Xtr, Xts, ytr, yts = train_test_split(X, y, 
                                      test_size=DATASET_TEST_SPLIT_RATIO, 
                                      random_state=RANDOMNESS_SEED, 
                                      shuffle=True)

print(f'Number of features: {Xtr.shape[1]}')
print(f'Number of training texts: {Xtr.shape[0]}')
print(f'Number of training texts: {Xts.shape[0]}')

Number of features: 11952
Number of training texts: 8524
Number of training texts: 2131


## 2 Naive Bayes Implementation

### 2.1 Feature Selection Method 1

#### 2.1.1 Feature Selection

Select 3000 words as the feature based on the frequency it appears in the **overall data set**.

In [6]:
# Select 3000 words
feature_num_1 = 3000

# Calculate frequency of each words in the overall dataset
frequency = np.sum(X, axis=0)

# Find the indices of the most frequent words
indices_1 = np.argsort(frequency)[-1:(-1*feature_num_1-1):-1]

# Show 20 selected features
print(f'First 20 selected features in total of {feature_num_1} features:')
j = 0 # List index
for i in indices_1[:20]:
    j += 1
    print(f'%02d. {vectorizer.get_feature_names()[i]}' % j)

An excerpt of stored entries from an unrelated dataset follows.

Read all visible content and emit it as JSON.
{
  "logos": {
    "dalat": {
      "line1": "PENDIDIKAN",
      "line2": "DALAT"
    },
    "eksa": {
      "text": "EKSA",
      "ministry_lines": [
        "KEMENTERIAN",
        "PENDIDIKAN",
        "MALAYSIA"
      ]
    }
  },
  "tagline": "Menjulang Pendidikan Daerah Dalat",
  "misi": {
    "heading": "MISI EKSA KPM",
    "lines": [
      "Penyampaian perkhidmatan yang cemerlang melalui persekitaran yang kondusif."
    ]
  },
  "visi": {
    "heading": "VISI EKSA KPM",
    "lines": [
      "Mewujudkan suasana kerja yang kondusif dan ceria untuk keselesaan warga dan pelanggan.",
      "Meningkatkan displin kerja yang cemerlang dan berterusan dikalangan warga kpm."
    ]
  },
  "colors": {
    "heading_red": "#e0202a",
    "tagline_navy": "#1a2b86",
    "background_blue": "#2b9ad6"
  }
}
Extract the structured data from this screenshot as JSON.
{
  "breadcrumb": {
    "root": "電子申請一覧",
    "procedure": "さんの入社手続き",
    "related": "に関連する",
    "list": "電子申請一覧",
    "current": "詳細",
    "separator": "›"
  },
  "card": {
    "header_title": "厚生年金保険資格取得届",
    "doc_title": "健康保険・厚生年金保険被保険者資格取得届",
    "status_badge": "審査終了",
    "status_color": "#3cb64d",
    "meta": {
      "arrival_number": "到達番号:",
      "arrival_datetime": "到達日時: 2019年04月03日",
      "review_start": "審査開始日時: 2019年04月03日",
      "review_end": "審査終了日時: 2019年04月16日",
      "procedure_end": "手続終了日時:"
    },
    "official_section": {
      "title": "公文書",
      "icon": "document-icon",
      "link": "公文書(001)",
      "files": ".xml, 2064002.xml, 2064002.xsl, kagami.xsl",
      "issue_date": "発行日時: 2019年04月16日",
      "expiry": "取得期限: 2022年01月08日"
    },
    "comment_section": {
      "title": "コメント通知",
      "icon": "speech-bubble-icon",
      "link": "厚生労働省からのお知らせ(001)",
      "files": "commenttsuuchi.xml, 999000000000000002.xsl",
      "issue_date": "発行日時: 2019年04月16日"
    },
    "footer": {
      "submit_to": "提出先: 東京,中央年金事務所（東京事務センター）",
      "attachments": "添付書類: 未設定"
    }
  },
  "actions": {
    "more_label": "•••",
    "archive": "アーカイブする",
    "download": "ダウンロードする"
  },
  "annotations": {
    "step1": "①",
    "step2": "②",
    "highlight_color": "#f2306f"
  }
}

First 20 selected features in total of 3000 features:
01. film
02. movi
03. like
04. one
05. make
06. stori
07. charact
08. time
09. comedi
10. good
11. even
12. much
13. work
14. perform
15. feel
16. way
17. get
18. littl
19. look
20. love


#### 2.1.2 Training with Bernoulli Naive Bayes

In `classifier_1_Bernoulli`:
- 1: 3000 most-frequent words, recorded as `indices_1`
- Bernoulli: Bernoulli Navie Bayes

In [7]:
from sklearn.naive_bayes import BernoulliNB

# Training and testing data with only the selected feature
Xtr_1 = Xtr[:, indices_1]
Xts_1 = Xts[:, indices_1]

# Create classifier
classifier_1_Bernoulli = BernoulliNB(alpha=1.0, binarize=0.5)

# Train the classifier
classifier_1_Bernoulli.fit(Xtr_1, ytr)

BernoulliNB(binarize=0.5)

Show the performance.

In [8]:
from sklearn.metrics import accuracy_score, precision_score, recall_score

def report_performance(feature_description: str, yts, ypred):
    print(f'Accuracy, precision and recall score for {feature_description} features:')
    print(f'Accuracy:\t{accuracy_score(yts, ypred)}')
    print(f'Precision:\t{precision_score(yts, ypred)}')
    print(f'Recall:\t\t{recall_score(yts, ypred)}')

# Make prediction
yhat_1_Bernoulli = classifier_1_Bernoulli.predict(Xts_1)

# Show performance
report_performance(f'{feature_num_1} most frequent', yts, yhat_1_Bernoulli)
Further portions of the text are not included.